Background of IDPs in Iraq
While there has been a history of internal displacement of people within Iraq over the past forty years because of human rights abuses and internal and international conflict and war, the situation has worsened in recent years. Hundreds of thousands of individuals have been displaced since the fall of Saddam Hussein in 2003.
In 2003, 500,000 to 600,000 Christians lived in the country. Today, Iraq’s Christian population is estimated to have dropped below 450,000. With approximately two thousand people leaving daily, many of them Christians, the future of the Church in Iraq is bleak.
Due to the growing IDP problem, Open Doors, working through local partners, decided to assist Christian IDPs and help stem the hemorrhage of believers from some of the oldest Christian denominations in the world—namely, the Armenian, Assyrian and Chaldean churches.

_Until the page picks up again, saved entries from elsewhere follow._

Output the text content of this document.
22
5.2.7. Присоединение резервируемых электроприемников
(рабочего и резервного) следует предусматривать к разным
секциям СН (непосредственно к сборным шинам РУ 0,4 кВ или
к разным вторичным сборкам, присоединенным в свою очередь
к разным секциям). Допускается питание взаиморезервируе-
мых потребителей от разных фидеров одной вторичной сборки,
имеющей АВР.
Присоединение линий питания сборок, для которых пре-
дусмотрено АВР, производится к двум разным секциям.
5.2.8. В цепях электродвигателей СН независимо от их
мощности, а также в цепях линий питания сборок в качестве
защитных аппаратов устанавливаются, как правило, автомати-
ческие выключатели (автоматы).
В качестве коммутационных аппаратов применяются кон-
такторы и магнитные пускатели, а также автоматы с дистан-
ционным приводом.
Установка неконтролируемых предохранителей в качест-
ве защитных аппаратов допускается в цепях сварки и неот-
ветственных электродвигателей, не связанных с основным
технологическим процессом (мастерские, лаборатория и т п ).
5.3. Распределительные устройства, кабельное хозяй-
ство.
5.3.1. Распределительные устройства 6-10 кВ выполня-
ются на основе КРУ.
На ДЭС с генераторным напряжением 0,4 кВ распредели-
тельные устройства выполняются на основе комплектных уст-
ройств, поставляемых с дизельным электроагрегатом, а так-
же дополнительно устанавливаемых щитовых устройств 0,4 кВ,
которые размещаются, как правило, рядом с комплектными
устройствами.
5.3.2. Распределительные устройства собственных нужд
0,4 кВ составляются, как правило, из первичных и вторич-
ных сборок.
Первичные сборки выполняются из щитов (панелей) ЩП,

Thousands of people are arriving in the northern region of Iraq known as Kurdistan. Since 1992, the Kurdistan Regional Government (KRG) has had a separate parliament, elected by popular vote, called the Iraqi Kurdistan National Assembly. After 2003, Kurdish politicians have been represented in the Iraqi governing council. The autonomy of the KRG has resulted in this area of Iraq enjoying relative peace and a growing prosperity compared to the rest of the country. This has made the region a magnet for the many IDPs unable to leave the country.
In the northern areas of Kurdistan, especially Dohuk, Erbil and Sulaymania, it is estimated there are about twenty-four thousand IDP families. This relatively safe haven gives some relief from the daily challenges and fears associated with living in southern Iraq; however, it also brings fresh challenges. Among those arriving in the area are numerous Christians often singled out for additional persecution by the Islamic groups operating to the south of the Kurdish border.

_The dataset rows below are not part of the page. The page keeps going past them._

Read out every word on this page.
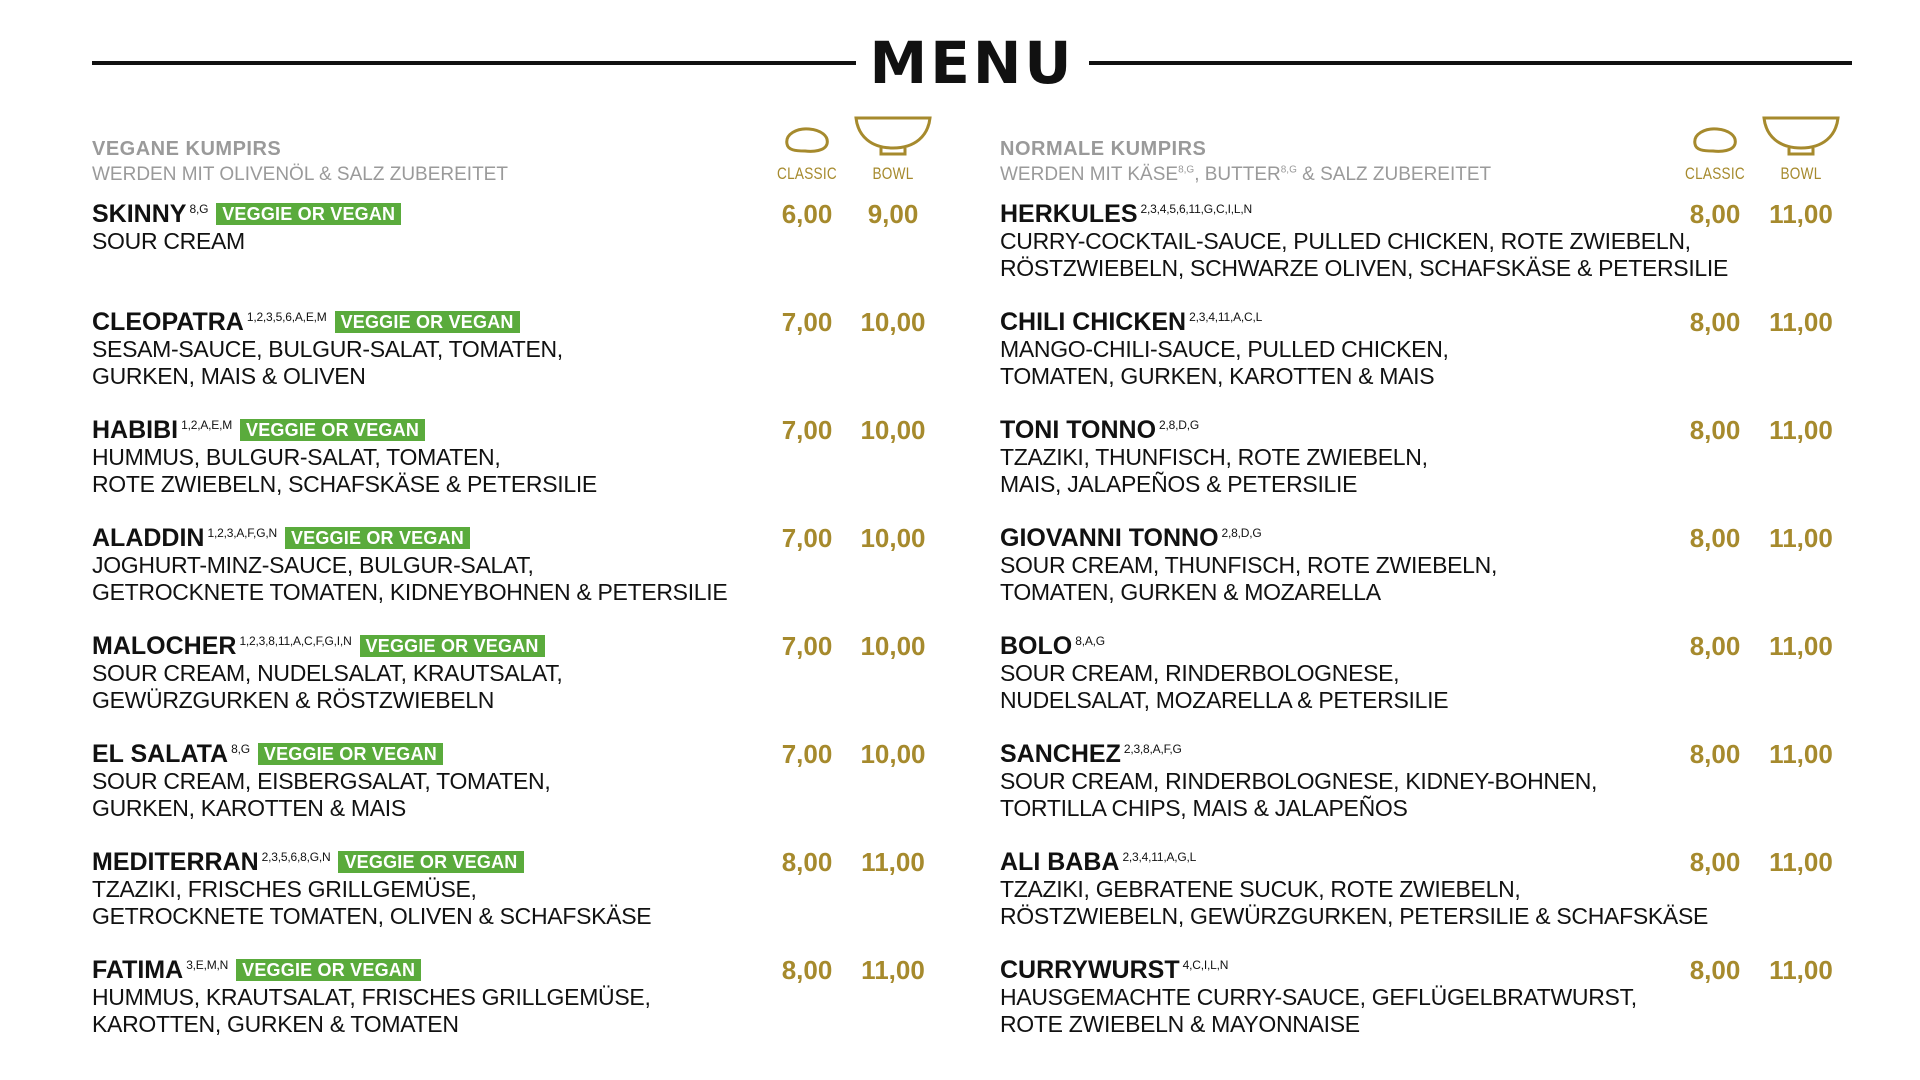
MENU
VEGANE KUMPIRS
WERDEN MIT OLIVENÖL & SALZ ZUBEREITET	CLASSIC	BOWL
SKINNY 8,G VEGGIE OR VEGAN
SOUR CREAM
6,00	9,00
CLEOPATRA 1,2,3,5,6,A,E,M VEGGIE OR VEGAN
SESAM-SAUCE, BULGUR-SALAT, TOMATEN,
GURKEN, MAIS & OLIVEN
7,00	10,00
HABIBI 1,2,A,E,M VEGGIE OR VEGAN
HUMMUS, BULGUR-SALAT, TOMATEN,
ROTE ZWIEBELN, SCHAFSKÄSE & PETERSILIE
7,00	10,00
ALADDIN 1,2,3,A,F,G,N VEGGIE OR VEGAN
JOGHURT-MINZ-SAUCE, BULGUR-SALAT,
GETROCKNETE TOMATEN, KIDNEYBOHNEN & PETERSILIE
7,00	10,00
MALOCHER 1,2,3,8,11,A,C,F,G,I,N VEGGIE OR VEGAN
SOUR CREAM, NUDELSALAT, KRAUTSALAT,
GEWÜRZGURKEN & RÖSTZWIEBELN
7,00	10,00
EL SALATA 8,G VEGGIE OR VEGAN
SOUR CREAM, EISBERGSALAT, TOMATEN,
GURKEN, KAROTTEN & MAIS
7,00	10,00
MEDITERRAN 2,3,5,6,8,G,N VEGGIE OR VEGAN
TZAZIKI, FRISCHES GRILLGEMÜSE,
GETROCKNETE TOMATEN, OLIVEN & SCHAFSKÄSE
8,00	11,00
FATIMA 3,E,M,N VEGGIE OR VEGAN
HUMMUS, KRAUTSALAT, FRISCHES GRILLGEMÜSE,
KAROTTEN, GURKEN & TOMATEN
8,00	11,00
NORMALE KUMPIRS
WERDEN MIT $KÄSE^{8,G}$, $BUTTER^{8,G}$ & SALZ ZUBEREITET	CLASSIC	BOWL
HERKULES 2,3,4,5,6,11,G,C,I,L,N
CURRY-COCKTAIL-SAUCE, PULLED CHICKEN, ROTE ZWIEBELN,
RÖSTZWIEBELN, SCHWARZE OLIVEN, SCHAFSKÄSE & PETERSILIE
8,00	11,00
CHILI CHICKEN 2,3,4,11,A,C,L
MANGO-CHILI-SAUCE, PULLED CHICKEN,
TOMATEN, GURKEN, KAROTTEN & MAIS
8,00	11,00
TONI TONNO 2,8,D,G
TZAZIKI, THUNFISCH, ROTE ZWIEBELN,
MAIS, JALAPEÑOS & PETERSILIE
8,00	11,00
GIOVANNI TONNO 2,8,D,G
SOUR CREAM, THUNFISCH, ROTE ZWIEBELN,
TOMATEN, GURKEN & MOZARELLA
8,00	11,00
BOLO 8,A,G
SOUR CREAM, RINDERBOLOGNESE,
NUDELSALAT, MOZARELLA & PETERSILIE
8,00	11,00
SANCHEZ 2,3,8,A,F,G
SOUR CREAM, RINDERBOLOGNESE, KIDNEY-BOHNEN,
TORTILLA CHIPS, MAIS & JALAPEÑOS
8,00	11,00
ALI BABA 2,3,4,11,A,G,L
TZAZIKI, GEBRATENE SUCUK, ROTE ZWIEBELN,
RÖSTZWIEBELN, GEWÜRZGURKEN, PETERSILIE & SCHAFSKÄSE
8,00	11,00
CURRYWURST 4,C,I,L,N
HAUSGEMACHTE CURRY-SAUCE, GEFLÜGELBRATWURST,
ROTE ZWIEBELN & MAYONNAISE
8,00	11,00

While some Christians have managed to flee with large amounts of money and are able to begin a new life in a new home and establish new businesses, the vast majority arrive with nothing but the clothes they wear.

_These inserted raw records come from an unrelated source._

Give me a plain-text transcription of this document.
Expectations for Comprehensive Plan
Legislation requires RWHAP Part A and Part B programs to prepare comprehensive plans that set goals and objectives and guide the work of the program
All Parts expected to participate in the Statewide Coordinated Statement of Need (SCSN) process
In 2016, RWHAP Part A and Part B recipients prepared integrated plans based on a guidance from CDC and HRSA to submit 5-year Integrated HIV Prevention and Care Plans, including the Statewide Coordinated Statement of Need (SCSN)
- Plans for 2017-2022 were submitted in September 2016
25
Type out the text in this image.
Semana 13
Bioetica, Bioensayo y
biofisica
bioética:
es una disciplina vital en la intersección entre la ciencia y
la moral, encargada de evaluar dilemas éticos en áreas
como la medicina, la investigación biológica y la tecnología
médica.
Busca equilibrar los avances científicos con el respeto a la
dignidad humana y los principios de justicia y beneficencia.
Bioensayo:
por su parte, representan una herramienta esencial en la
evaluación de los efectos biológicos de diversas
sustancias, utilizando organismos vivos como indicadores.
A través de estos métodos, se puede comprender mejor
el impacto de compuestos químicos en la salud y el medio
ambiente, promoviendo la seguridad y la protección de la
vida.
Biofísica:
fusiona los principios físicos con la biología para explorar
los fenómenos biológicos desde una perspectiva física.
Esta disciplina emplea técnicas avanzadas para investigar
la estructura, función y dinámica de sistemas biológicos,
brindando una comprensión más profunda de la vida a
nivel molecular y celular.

Last winter, there was a great need to help IDPs survive the harsh weather. In one village, over 120 people had been identified as having no money to rent houses in the city or buy kerosene. Fuel is very expensive (bottled gas for cooking and kerosene for heating) and, for many, impossible to afford.
Many of the IDPs are city people with jobs in offices or government departments. Now, having moved to a rural area, they find themselves struggling to live as country people. They want work, but there is none. The infrastructure of the villages cannot cope with the number of people arriving. This creates frustration and a feeling of hopelessness, especially for the men who feel they are failing their wives and children.
One of the greatest and most urgent needs facing those who have arrived in Kurdistan is practical relief to help them survive the harsh winter. Temperatures can plummet to below zero. Food is hard to come by, especially for those without ration cards. Blankets are often too few in number. In addition to obvious practical help needed, there is also a spiritual void in many hearts which needs addressing. Along with providing humanitarian help, an opportunity exists for meeting the spiritual needs of those who belong to the oldest churches in the world.
Having undertaken further research and working closely with three local Christian organizations in a spirit of multi-denominational partnership, a project to meet the immediate needs was put into action. At the start of November 2007, 1,070 families have been helped with basic necessities. Preparations are complete to help many more families in the coming months.
Story of One IDP Mother
Umm Salaam1 left Baghdad just over a year ago. Many killings and kidnappings were taking place and she became afraid for the safety of her children and husband. Their decision to move to their ancestral village in the north of the country, however, meant leaving everything behind. Although the family had not been directly threatened, they felt very insecure and feared it was only a matter of time before they would be singled out as Christians and therefore targeted by Muslim fundamentalists. This fear increased as more and more Christians in their neighborhood of Dora were targeted and some friends were forced to pay money to the Muslims in order for their businesses to be allowed to continue. They were told they should become Muslims or leave the city.
Umm Salaam was very grateful for the relief received. While sharing her story, she held the copy of a Children's Bible she had been given. Holding the Bible to her chest, she quietly said, “This is the biggest help for anyone; my son will love and treasure it.”
1. Name changed for security reasons.